• Initiative -
  • State Active Project

Project Aim

Leading indicators of economic activity are used widely in OECD countries, although not in Saudi Arabia.  To the best of our knowledge, a composite leading indicator of economic activity has not been developed by the Saudi Central Bank or GASTAT.  ‘Heat maps’ for Saudi Arabia have, however, been constructed by private sector entities such as Bloomberg Economics.  Heat maps are essentially tables which report on the trends in constituent variables, such as those presented in the list below:

  • Purchasing Manager’s Index (PMI) for Saudi Arabia – overall index or sub-indices.
  • Monthly usage of cement.
  • Money supply (M3)
  • Cash withdrawals from ATMs
  • The value of cheques cleared – a possible proxy for consumer spending.
  • Point of sale transactions
  • Stock market index reading (for TADAWUL all share index).

A ‘trend’ may simply be measured as a year-on-year growth rate deflated by the consumer price index.

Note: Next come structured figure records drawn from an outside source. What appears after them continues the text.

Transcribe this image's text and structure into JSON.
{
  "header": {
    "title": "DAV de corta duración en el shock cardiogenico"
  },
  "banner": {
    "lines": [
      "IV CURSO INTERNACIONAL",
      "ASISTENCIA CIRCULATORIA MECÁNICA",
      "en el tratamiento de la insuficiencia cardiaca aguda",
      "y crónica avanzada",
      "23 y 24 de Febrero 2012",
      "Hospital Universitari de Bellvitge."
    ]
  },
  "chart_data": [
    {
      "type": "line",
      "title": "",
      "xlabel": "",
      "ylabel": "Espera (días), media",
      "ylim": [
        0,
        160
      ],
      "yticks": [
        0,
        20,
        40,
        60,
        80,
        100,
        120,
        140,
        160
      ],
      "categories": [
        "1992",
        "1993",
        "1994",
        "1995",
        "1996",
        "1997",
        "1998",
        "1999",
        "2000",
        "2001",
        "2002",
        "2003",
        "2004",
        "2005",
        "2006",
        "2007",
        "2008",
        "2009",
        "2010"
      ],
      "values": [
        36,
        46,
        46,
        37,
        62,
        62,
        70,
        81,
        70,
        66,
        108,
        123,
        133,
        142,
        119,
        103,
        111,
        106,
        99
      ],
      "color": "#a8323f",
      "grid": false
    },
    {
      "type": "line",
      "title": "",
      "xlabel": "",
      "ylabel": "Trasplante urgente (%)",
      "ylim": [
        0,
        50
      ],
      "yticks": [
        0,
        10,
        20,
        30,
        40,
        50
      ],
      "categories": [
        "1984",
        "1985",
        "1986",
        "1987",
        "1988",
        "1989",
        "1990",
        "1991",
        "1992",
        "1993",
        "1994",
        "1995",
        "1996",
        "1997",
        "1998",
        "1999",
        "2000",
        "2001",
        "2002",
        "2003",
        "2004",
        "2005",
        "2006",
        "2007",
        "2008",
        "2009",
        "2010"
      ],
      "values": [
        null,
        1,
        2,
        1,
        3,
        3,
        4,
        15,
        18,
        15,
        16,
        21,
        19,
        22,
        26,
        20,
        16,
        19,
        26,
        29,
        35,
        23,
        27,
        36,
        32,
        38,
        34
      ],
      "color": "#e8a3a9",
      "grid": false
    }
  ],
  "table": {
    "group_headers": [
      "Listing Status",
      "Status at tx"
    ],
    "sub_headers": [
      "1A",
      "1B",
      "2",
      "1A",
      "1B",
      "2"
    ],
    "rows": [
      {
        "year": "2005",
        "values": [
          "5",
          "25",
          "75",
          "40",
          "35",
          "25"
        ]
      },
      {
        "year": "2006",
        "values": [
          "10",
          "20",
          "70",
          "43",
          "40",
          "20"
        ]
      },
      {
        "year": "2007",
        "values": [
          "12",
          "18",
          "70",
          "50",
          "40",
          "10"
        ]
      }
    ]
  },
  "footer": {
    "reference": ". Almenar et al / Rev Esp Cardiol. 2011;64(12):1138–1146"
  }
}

The constituent variables are examined singly, or in conjunction with one another, and are used to gauge qualitatively what the result might be for quarterly private sector GDP in the next quarter.

The current project will apply the more commonly used leading indicator variables, and other data series that are produced with high frequency. The time-series data is often non-stationary. A top-down model of vector auto-regressions will be employed. Forecasts which extend out by several quarters will be prepared.

Projections will also be prepared for the institutional, non-oil government sector GDP. A different set of leading indicator variables will be applied in this context.

Seasonal adjustment of the quarterly GDP data is a core requirement. GASTAT reports that it applies the TRAMO-SEATS method of seasonal adjustment of quarterly GDP data, although the full historical, seasonally adjusted series of GDP and its components has not been released. Under TRAMO-SEATS, there are at least two steps involved in the seasonal adjustment process. The second step uses an ARIMA-based decomposition of an observed time series into unobserved components: The trend cycle, a seasonal component, and an irregular component.

We will apply TRAMO-SEATS and other methods for seasonal adjustment to the institutional non-oil GDP (private sector and government sector). Other co-variates which appear to exhibit patterns of seasonality will also be subject to seasonal adjustment.

Key questions

  • To what extent can we identify turning points in the trajectory of growth of real private sector GDP in Saudi Arabia?
  • Can we use leading indicators in a quantitative framework to formulate projections for the institutional, non-oil government sector GDP?
  • Does the evidence support the notion of a de-coupling of institutional non-oil sector activity from institutional oil sector activity?
  • How do the results vary when different methods of seasonal adjustment of the quarterly GDP data are trialed?
  • How useful are Bayesian econometric methods for the development of macro-economic forecasts in Saudi Arabia?
  • How do the different leading indicators of economic activity perform when assessed within a Bayesian econometric framework?